This is literally only about your own character.... it is definitely wrong, no exceptions.
I was at Ft. Bragg long ago, hanging out at a local bar that catered to military personnel, firefighters, cops etc. Mainly military, though.
I was a young buck and a MILF-type blonde (not that much of a cougar, but older than me) started the mating ritual straight away (I forgot to mention NO WEDDING ring, but there's a twist to this) . Being a Scorpio, I responded in kind. Couple drinks after the sexual chemistry was locked in, and we're off to her place for the wonderful realm of coitus.
When we get there the house is very dark and when we go in she refuses to turn on all but the smallest lights, even in the kitchen/living room. I was pretty buzzed, didn't think anything at the time, but I look back now and I realized why I was literally kept in the dark. I mean, in my defense, I was one-track mind because of weed/alcohol.

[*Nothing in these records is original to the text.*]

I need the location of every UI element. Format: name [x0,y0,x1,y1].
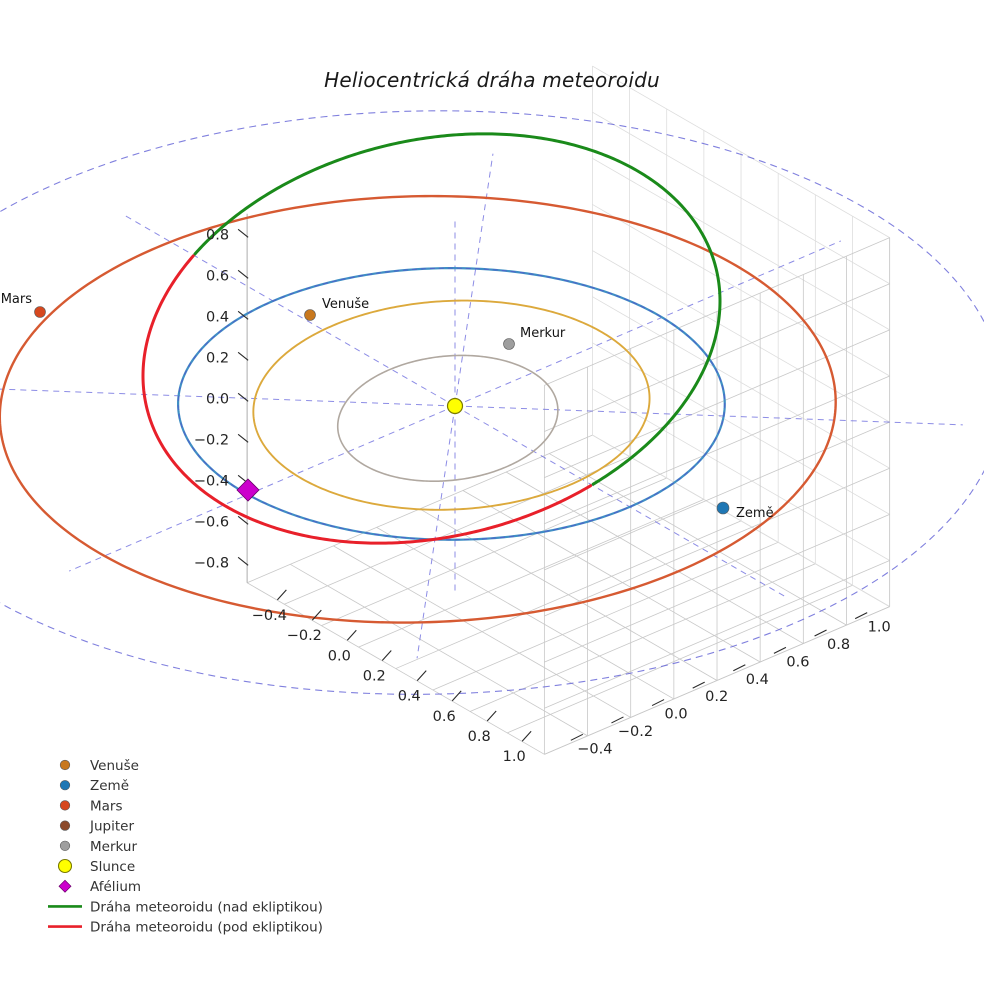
x-tick-label: −0.2 [287,628,322,644]
x-tick-label: 1.0 [503,749,526,765]
x-tick-label: 0.6 [433,709,456,725]
aphelion-marker[interactable] [236,478,260,502]
body-label-venuse: Venuše [322,297,369,312]
legend-marker-1[interactable] [59,780,71,791]
legend-label-8: Dráha meteoroidu (pod ekliptikou) [90,920,323,936]
body-marker-zeme[interactable] [716,501,730,515]
planet-orbits [0,110,984,695]
x-tick-label: 0.0 [328,648,351,664]
legend-marker-3[interactable] [59,820,71,831]
legend-label-2: Mars [90,798,123,814]
y-tick-label: 0.6 [786,654,809,670]
legend-label-5: Slunce [90,859,135,875]
x-tick-label: 0.4 [398,689,421,705]
body-marker-sun[interactable] [446,397,464,415]
body-marker-mars[interactable] [34,306,46,318]
meteoroid-track [141,132,722,545]
x-tick-label: −0.4 [252,608,287,624]
y-tick-label: −0.4 [577,741,612,757]
legend-marker-4[interactable] [59,840,71,851]
z-tick-label: 0.2 [206,350,229,366]
legend-marker-afelium[interactable] [58,879,72,893]
body-marker-merkur[interactable] [503,338,515,350]
track-below-ecliptic [141,254,499,545]
legend-marker-2[interactable] [59,800,71,811]
axis-ticks: −0.8−0.6−0.4−0.20.00.20.40.60.8−0.4−0.20… [194,227,891,765]
z-tick-label: 0.4 [206,309,229,325]
legend-label-1: Země [90,778,129,794]
legend-label-4: Merkur [90,839,137,855]
x-tick-label: 0.2 [363,668,386,684]
legend-label-0: Venuše [90,758,139,774]
z-tick-label: 0.6 [206,268,229,284]
body-label-mars: Mars [1,292,33,307]
z-tick-label: −0.4 [194,473,229,489]
y-tick-label: 0.8 [827,637,850,653]
y-tick-label: 1.0 [868,620,891,636]
z-tick-label: −0.8 [194,555,229,571]
y-tick-label: 0.2 [705,689,728,705]
orbit-venus [252,299,651,511]
legend[interactable]: Venuše Země Mars Jupiter Merkur Slunce Afélium… [48,758,323,936]
body-markers[interactable]: Mars Venuše Merkur Země [1,292,774,521]
y-tick-label: 0.4 [746,672,769,688]
page-title: Heliocentrická dráha meteoroidu [324,68,660,92]
orbit-earth-ecliptic-overlay [177,267,726,541]
z-tick-label: 0.0 [206,391,229,407]
body-label-merkur: Merkur [520,326,566,341]
body-label-zeme: Země [736,506,774,521]
legend-marker-5[interactable] [57,858,73,874]
z-tick-label: 0.8 [206,227,229,243]
z-tick-label: −0.2 [194,432,229,448]
body-marker-venuse[interactable] [304,309,316,321]
y-tick-label: −0.2 [618,724,653,740]
legend-label-3: Jupiter [89,819,134,835]
sun-radial-guides [0,153,963,659]
legend-label-6: Afélium [90,879,141,895]
legend-label-7: Dráha meteoroidu (nad ekliptikou) [90,899,323,915]
orbit-mercury [336,354,559,483]
track-above-ecliptic [193,132,722,486]
z-tick-label: −0.6 [194,514,229,530]
legend-marker-0[interactable] [59,759,71,771]
y-tick-label: 0.0 [665,707,688,723]
orbit-mars [0,194,837,624]
x-tick-label: 0.8 [468,729,491,745]
track-below-ecliptic [495,484,593,528]
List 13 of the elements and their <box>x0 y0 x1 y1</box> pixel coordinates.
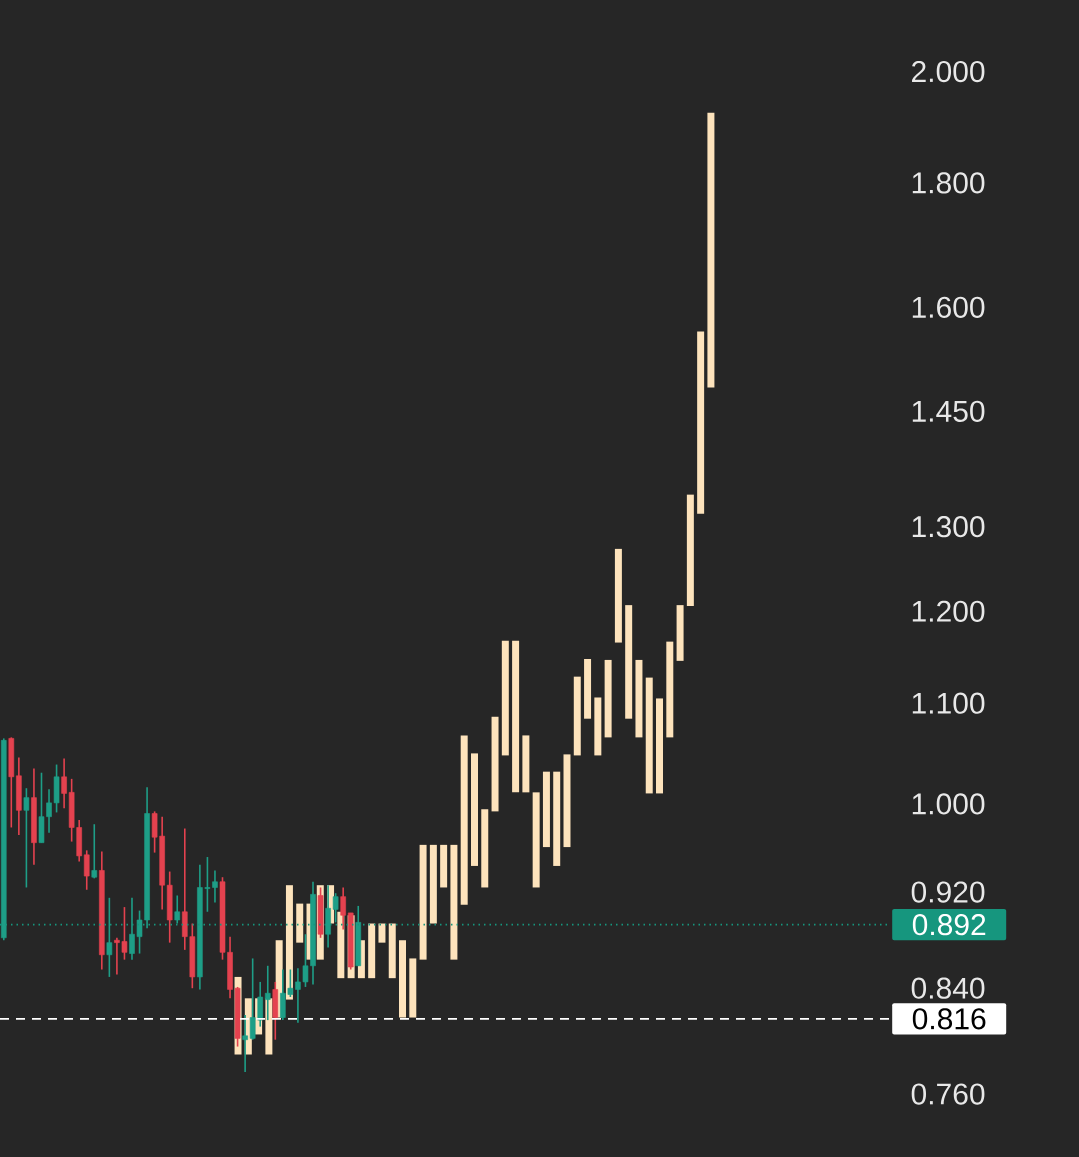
y-tick-label: 1.200 <box>912 600 985 622</box>
y-tick-label: 2.000 <box>912 60 985 83</box>
y-tick-label: 1.100 <box>912 692 985 714</box>
y-tick-label: 1.600 <box>912 296 985 318</box>
y-tick-label: 1.000 <box>912 793 985 815</box>
y-tick-label: 0.920 <box>911 881 985 903</box>
y-tick-label: 1.800 <box>912 172 985 194</box>
y-tick-label: 0.760 <box>911 1083 985 1105</box>
y-tick-label: 1.300 <box>912 516 985 538</box>
ref-line-label: 0.816 <box>912 1008 986 1030</box>
y-tick-label: 0.840 <box>911 977 985 999</box>
y-tick-label: 1.450 <box>912 400 985 422</box>
ref-line-label: 0.892 <box>912 914 986 936</box>
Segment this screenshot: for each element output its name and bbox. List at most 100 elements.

I'm totally in funtime mode, security is down, so we do our thing for most of the night, then pass out. This part was actually great (so guilty and ashamed for admitting this), it's unfortunate that it's tainted forever.
The next morning, I wake up to the smell of breakfast and the sight of... the pictures on the dresser, on the wall. Some of them had been placed down, but there were several I saw on my way to the bathroom (with growing horror) that featured her and... obviously deployed, Marine husband.
Yes, she made me "cuckold" her active-duty Marine by putting make-up to cover up her wedding band mark (sun line) and knowing a young dude like me wouldn't ask questions until it's too late. I slept with a Marine's wife. She (despite our conversations clearly proving I'm not this kind of guy) thought I wouldn't care after the act.
So she's making an omelet and HUMMING, while I'm in some kind of fucked up mind vortex; I despise cheating and disloyal/unfaithful behavior to a degree most would find a little too intense, so to be involved in this disaster was sickening. It COMPLETELY removed the good feelings from the situation. Every drop.
I confronted her in the kitchen, told her in my most menacing voice what I thought of her, what I could possibly do to her reputation, and the fact that I'm a man who would tell her husband straight to his face because I have more in common with him than her.
Her face was a frozen mask of shock. For anyone wondering what I could do to her reputation, imagine putting the Scarlet Letter on the women who decides to cheat when their SO is deployed... l hear some people in the military really, REALLY don't like this shit, y'know?
I told her that she manipulated me for sex while her HUSBAND was overseas for US, much less you. I asked her what kind of a person would force a person like me (regarding our conversations from the earlier night) into this disgusting moral hell? By the time I left the house, she was a mess, crying and going on, begging ME not to tell the locals or her husband... I didn't, but left her with silence.
Man, I feel like a cockroach just crawled up my spine while telling this... I never told anyone for obvious reasons, but I hope that lesson stayed with her. I hope her husband finds out what the fuck is the situation before she gets someone killed (or maybe she has already).
Don't cheat. It's not alpha. Don't do it, imagine if it was you.